ReutersIslamic State released a video in February purporting to show the beheading of 21 Egyptian Christians kidnapped in Libya.

A number of campaigns to get American Christians to wear orange in solidarity with persecuted Christians are gradually gathering momentum.

In February, Islamic State (IS) released footage showing the beheadings of 21 Coptic Christians captured in Libya. The group were lined up, wearing the orange jumpsuits which have become a characteristic feature of their brutal videos.

Now, Christians across America are calling on the church to use the colour orange to identify with those who are suffering, to pray for them, and to donate to initiatives which support the persecuted.

The painting shared by Leonard Sweet on Facebook.

In February protestors in orange jumpsuits demonstrated outside the White House, calling for more determined action to counter IS, the Washington Post reported.

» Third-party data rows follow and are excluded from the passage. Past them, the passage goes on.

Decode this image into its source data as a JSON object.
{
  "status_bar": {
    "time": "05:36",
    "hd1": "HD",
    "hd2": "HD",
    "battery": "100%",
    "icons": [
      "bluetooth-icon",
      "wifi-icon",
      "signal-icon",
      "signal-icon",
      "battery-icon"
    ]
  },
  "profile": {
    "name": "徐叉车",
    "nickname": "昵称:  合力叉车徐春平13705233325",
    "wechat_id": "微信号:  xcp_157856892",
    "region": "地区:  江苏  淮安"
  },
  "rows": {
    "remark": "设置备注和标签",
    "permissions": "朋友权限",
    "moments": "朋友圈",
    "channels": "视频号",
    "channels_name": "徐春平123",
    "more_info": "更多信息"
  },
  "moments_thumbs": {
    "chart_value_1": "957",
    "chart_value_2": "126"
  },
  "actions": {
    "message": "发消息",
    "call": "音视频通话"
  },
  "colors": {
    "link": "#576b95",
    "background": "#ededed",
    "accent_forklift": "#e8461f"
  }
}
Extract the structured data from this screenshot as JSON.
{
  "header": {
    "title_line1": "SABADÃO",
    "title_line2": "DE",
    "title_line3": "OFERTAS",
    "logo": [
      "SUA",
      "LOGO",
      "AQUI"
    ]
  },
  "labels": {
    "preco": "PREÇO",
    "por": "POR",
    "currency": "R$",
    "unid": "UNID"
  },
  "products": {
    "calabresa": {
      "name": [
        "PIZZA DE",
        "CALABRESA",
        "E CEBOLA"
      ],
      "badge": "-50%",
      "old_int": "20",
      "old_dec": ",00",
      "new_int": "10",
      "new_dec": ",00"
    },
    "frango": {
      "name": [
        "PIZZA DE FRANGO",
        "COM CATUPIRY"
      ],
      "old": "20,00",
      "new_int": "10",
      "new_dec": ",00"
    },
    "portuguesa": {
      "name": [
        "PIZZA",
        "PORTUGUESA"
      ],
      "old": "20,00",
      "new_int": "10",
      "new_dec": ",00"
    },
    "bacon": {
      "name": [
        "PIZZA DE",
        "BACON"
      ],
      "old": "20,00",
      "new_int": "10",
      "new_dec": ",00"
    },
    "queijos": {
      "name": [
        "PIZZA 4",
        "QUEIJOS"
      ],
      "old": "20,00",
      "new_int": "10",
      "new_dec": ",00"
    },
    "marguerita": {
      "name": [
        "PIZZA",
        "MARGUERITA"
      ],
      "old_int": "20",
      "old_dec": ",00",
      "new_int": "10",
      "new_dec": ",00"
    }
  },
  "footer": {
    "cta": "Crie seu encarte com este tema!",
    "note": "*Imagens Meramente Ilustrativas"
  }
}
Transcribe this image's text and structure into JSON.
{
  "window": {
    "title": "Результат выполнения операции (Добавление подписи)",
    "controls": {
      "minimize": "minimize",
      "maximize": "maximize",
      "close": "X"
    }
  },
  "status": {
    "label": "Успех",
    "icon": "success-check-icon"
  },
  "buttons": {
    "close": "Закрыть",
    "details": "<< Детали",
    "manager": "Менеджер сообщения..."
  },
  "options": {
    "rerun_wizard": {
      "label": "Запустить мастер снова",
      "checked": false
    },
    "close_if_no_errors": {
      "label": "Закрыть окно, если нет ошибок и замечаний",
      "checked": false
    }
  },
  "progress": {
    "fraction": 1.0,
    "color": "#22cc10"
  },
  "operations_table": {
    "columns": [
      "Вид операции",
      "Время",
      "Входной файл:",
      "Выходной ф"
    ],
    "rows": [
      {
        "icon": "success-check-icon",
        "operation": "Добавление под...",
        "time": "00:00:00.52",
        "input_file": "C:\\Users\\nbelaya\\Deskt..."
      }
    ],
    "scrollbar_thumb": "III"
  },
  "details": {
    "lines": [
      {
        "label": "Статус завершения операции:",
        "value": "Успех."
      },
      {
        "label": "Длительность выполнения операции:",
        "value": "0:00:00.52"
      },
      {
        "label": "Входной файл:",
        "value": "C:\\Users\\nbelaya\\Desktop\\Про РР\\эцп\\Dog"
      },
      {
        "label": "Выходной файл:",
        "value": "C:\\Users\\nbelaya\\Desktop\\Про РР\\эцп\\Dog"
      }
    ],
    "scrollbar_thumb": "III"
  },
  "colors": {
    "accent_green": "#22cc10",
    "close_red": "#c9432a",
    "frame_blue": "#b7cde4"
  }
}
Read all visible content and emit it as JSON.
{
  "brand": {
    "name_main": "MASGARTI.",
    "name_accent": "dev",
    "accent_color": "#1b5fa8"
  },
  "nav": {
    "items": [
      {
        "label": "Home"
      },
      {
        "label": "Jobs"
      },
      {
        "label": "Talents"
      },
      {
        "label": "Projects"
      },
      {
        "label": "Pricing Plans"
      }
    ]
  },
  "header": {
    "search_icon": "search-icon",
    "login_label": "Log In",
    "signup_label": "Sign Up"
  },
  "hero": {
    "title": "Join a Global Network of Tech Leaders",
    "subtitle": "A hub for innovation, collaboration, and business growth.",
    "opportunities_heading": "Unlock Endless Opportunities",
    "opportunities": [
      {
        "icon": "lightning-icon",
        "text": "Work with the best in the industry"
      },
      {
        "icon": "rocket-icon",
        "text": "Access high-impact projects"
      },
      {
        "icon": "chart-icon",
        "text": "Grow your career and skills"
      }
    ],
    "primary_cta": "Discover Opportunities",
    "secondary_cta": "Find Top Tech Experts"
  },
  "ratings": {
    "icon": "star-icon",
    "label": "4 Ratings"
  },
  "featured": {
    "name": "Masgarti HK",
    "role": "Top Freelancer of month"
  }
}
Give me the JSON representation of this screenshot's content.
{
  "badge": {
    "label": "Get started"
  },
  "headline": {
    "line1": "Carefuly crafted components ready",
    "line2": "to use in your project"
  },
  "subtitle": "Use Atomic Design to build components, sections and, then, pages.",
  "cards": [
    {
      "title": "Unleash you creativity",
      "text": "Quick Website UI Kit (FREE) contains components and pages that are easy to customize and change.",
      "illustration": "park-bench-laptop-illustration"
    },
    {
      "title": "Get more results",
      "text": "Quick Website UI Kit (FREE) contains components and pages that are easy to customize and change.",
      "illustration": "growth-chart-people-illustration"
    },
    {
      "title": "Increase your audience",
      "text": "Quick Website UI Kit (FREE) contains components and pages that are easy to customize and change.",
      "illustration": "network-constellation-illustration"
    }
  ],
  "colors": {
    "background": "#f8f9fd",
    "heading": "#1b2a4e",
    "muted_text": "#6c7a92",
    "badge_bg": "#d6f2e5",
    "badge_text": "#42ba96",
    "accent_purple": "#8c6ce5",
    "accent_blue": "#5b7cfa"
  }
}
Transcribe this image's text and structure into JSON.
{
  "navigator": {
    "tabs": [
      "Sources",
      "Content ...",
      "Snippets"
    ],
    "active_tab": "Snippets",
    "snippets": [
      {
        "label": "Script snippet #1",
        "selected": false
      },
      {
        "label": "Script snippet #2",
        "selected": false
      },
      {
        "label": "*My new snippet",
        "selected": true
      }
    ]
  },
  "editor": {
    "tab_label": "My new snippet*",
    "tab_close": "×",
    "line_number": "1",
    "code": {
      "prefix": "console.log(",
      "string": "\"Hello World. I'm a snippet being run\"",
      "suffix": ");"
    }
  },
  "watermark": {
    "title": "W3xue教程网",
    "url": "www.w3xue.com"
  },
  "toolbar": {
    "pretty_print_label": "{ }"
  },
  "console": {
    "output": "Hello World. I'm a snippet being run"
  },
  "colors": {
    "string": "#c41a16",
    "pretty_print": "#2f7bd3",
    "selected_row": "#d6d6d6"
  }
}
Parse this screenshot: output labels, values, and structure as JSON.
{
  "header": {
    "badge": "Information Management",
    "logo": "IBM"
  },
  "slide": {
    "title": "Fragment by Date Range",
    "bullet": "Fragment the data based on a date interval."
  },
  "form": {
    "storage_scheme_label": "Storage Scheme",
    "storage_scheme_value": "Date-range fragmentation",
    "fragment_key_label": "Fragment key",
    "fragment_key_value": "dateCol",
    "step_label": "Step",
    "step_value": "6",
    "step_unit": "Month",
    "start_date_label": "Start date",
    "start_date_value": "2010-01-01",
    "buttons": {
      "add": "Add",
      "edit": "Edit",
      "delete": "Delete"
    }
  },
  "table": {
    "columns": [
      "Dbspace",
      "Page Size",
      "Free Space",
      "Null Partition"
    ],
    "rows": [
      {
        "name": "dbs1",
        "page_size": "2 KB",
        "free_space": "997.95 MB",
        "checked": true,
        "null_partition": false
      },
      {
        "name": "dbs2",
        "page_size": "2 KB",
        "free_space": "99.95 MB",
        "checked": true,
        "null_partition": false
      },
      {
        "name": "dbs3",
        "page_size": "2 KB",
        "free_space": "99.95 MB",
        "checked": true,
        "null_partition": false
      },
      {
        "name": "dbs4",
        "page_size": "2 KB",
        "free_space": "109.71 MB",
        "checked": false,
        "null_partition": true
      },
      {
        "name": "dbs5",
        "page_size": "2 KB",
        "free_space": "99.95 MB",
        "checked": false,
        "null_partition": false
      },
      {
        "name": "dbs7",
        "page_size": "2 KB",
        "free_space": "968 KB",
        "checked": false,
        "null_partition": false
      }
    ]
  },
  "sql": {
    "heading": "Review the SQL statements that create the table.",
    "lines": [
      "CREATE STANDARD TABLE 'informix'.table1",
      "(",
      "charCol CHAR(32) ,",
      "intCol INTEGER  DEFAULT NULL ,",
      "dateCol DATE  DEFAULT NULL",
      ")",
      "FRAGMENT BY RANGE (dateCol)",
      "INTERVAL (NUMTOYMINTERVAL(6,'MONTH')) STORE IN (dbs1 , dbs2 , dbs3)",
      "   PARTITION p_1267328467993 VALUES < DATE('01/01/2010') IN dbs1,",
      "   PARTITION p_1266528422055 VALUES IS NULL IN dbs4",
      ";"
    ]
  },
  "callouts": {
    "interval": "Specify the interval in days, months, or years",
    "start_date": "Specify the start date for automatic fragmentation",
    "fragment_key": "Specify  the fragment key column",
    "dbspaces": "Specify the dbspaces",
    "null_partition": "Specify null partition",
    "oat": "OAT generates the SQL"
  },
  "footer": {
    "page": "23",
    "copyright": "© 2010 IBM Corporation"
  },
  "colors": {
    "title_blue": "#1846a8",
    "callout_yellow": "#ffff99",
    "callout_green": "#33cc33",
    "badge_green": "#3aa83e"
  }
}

"Obama, Obama, did you see? Christian blood in the sea" the protestors chanted.

Around the same time, theologian Leonard Sweet posted a painting of Jesus bearing the cross, wearing an orange jumpsuit, and followed by IS victims and the militants – depicting him sharing the suffering of the persecuted.

Ahead of Holy Week, Rev Patrick Mahoney, pastor of Church on the Hill in Washington DC, and director of the Christian Defense Coalition, started a campaign on social media using the hashtag #orangejumpsuit, encouraging Christians to wear orange and pray for persecuted Christians in the days leading up to Easter.

On Maundy Thursday a group from Mahoney's church gathered to mark the Stations of the Cross on Embassy Row in DC – the part of the city populated by diplomatic buildings and foreign embassies. They stood outside the Iraqi embassy to pray for American-Iranian pastor Saeed Abedini currently imprisoned in Iran for his faith.

Mahoney explains on the campaign's Facebook page that the campaign is underpinned by Hebrews 13:3: "Continue to remember those in prison as if you were together with them in prison, and those who are mistreated as if you yourselves were suffering."

Other churches have picked up the idea, encouraging churchgoers to wear an item of orange on a Sunday in order to demonstrate their solidarity.

Rev Frank Karwacki, priest of Our Lady of Mount Carmel Catholic Church in Pennsylvania, which has joined the initiative, told Fox News: "We are all brothers and sisters in Christ. It's so sad to see how they are being tortured – we need to get prayer power going."

Another group, Ribbons for Rescue, launched by Lydia O'Leary in New Hampshire last week, is encouraging Christians to wear orange or tie ribbons in their local area, as well as donating to organisations that support the persecuted.

The idea was inspired by the Yellow Ribbon Campaign in 1979 when 52 Americans were taken hostage and people tied yellow ribbons on trees in their communities until the hostages were freed.

"We want to do the same thing with the church. The image of the martyrs in their bright orange jumpsuits have created a lasting imprint in the minds of people everywhere and so we are choosing the same color orange for the ribbons we will be putting up as a symbol of standing with those persecuted," the group says on its Facebook page.

Diane Foley, the mother of IS beheading victim James Foley, spoke at the group's launch event on April 10.